Monday, December 14, 2015

Bone Broth Is Good For Your Aching Joints

Ancient cultures around the world include some kind of bone broth in their daily food. A South American proverb states “a good broth will resurrect the dead”. In today’s rapidly modernizing world, this traditional wisdom is largely lost.

Some of you might remember your grandmother making a chicken broth with a whole chicken fresh from the butcher. The feet are the most important element in the soup as it is rich in collagen and gelatin. Homemade soup has amino acids like proline, glysine and hydroxyproline which are necessary for collagen production.

Arginine (an amino acid) is necessary for the proper functioning of immune system and wound healing. It is needed in the production and release of growth hormones. Glycine prevents the breakdown of protein tissue like muscle and helps to detoxify the body of chemicals while acting as an antioxidant. Proline helps  generate cartilage and heal joints while reducing cellulite in the skin.

The chicken feet brings all the elements together and harmonizes the different flavours. Remember to get the butcher to properly scald and peel the feet before bringing them home.

How to make bone broth



You can make a broth with animal parts alone. The combination of animal products and vegetables work together to fortify each other. They are more beneficial if taken together. The things not commonly found in meat stores (like chicken feet and neck) are especially important. Make sure to buy animal products that are free from antibiotics and hormones.

Items like bones, meat, fat and vegetables are essential in making a good bone broth. If you choose to make beef broth then remember to brown the meat before putting it in a stock pot. Add a bit of apple cider vinegar to the pot to draw the
minerals from the bones.

Cooking suggestions


1. Place the bones in a stock pot and cover with water.
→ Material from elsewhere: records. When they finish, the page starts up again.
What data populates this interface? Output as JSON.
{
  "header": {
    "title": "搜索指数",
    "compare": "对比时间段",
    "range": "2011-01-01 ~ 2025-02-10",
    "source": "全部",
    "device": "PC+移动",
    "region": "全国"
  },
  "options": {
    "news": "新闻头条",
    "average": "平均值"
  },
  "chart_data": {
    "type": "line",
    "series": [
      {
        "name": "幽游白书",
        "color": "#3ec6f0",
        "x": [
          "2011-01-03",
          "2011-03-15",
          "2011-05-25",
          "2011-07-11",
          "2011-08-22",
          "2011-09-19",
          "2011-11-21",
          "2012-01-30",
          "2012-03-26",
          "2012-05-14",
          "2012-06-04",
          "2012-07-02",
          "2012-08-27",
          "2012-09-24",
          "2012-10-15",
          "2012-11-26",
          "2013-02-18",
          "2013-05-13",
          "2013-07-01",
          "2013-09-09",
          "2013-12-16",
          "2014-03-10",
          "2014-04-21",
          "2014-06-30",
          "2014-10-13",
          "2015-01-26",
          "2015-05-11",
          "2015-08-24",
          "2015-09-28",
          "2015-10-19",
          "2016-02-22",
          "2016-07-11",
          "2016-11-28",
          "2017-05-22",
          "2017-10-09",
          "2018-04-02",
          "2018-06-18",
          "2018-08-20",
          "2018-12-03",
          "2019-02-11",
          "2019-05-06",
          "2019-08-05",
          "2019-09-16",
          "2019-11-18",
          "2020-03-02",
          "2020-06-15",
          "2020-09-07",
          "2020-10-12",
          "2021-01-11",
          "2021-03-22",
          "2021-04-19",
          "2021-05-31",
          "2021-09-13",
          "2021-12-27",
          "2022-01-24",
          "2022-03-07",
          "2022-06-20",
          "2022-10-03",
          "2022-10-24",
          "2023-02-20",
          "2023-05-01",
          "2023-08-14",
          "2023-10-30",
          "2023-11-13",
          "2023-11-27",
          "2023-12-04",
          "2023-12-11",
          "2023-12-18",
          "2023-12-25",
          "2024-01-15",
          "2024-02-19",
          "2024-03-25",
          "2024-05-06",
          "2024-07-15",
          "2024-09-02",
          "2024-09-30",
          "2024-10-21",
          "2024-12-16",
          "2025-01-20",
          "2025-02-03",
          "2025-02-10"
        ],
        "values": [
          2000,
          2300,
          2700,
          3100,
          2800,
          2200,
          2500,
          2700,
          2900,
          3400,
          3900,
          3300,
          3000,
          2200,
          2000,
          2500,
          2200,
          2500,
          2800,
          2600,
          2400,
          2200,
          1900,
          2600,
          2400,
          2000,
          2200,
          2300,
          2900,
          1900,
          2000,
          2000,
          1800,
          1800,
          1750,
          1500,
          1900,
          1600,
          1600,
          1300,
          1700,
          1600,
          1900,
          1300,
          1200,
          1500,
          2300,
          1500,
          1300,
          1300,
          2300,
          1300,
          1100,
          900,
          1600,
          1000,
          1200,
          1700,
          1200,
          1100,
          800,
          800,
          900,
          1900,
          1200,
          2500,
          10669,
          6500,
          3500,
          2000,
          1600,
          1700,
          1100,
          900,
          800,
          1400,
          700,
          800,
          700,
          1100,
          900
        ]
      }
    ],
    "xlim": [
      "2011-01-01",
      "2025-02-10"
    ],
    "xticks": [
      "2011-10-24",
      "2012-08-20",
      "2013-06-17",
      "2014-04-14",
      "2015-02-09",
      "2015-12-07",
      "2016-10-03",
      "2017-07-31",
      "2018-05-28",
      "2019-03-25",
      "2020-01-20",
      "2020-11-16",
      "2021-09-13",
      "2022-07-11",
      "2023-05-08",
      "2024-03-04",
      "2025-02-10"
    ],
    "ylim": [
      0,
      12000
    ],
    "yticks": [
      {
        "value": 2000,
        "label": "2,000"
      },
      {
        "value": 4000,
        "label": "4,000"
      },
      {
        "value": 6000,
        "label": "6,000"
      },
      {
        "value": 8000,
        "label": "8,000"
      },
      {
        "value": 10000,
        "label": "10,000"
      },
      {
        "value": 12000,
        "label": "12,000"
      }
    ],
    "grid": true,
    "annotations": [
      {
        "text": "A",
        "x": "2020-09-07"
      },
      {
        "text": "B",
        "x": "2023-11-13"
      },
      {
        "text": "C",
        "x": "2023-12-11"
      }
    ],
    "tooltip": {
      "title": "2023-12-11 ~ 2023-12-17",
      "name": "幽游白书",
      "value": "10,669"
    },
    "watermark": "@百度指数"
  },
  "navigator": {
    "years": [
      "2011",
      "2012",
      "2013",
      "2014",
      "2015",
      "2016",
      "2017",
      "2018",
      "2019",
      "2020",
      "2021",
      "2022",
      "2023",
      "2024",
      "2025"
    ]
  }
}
2. Add two tablespoons of apple cider vinegar to water before cooking.

3. Fill the pot with filtered water. Leave room for the water to boil.

4. Heat slowly. Reduce the heat after it starts to boil and then simmer for a few hours. Remove the scum as it rises.

5. Cook slowly at low temperature. The slow cooking time is necessary to extract the nutrients from the bones.

6. Then add vegetables like onions, garlic, carrots and celery for added nutrition.  

The only difference between a stock and a broth is that the stock is made from bones and vegetables, whereas a broth is made only with meat and vegetables.

Both stock and bone broth are rich in nutrients as they are full of collagen and gelatin as well as minerals. They are available in an easily digestible form. You can make them even more nutritious by adding a little fat in the form of cream. These bone broths are essential if you have weak or aching bones.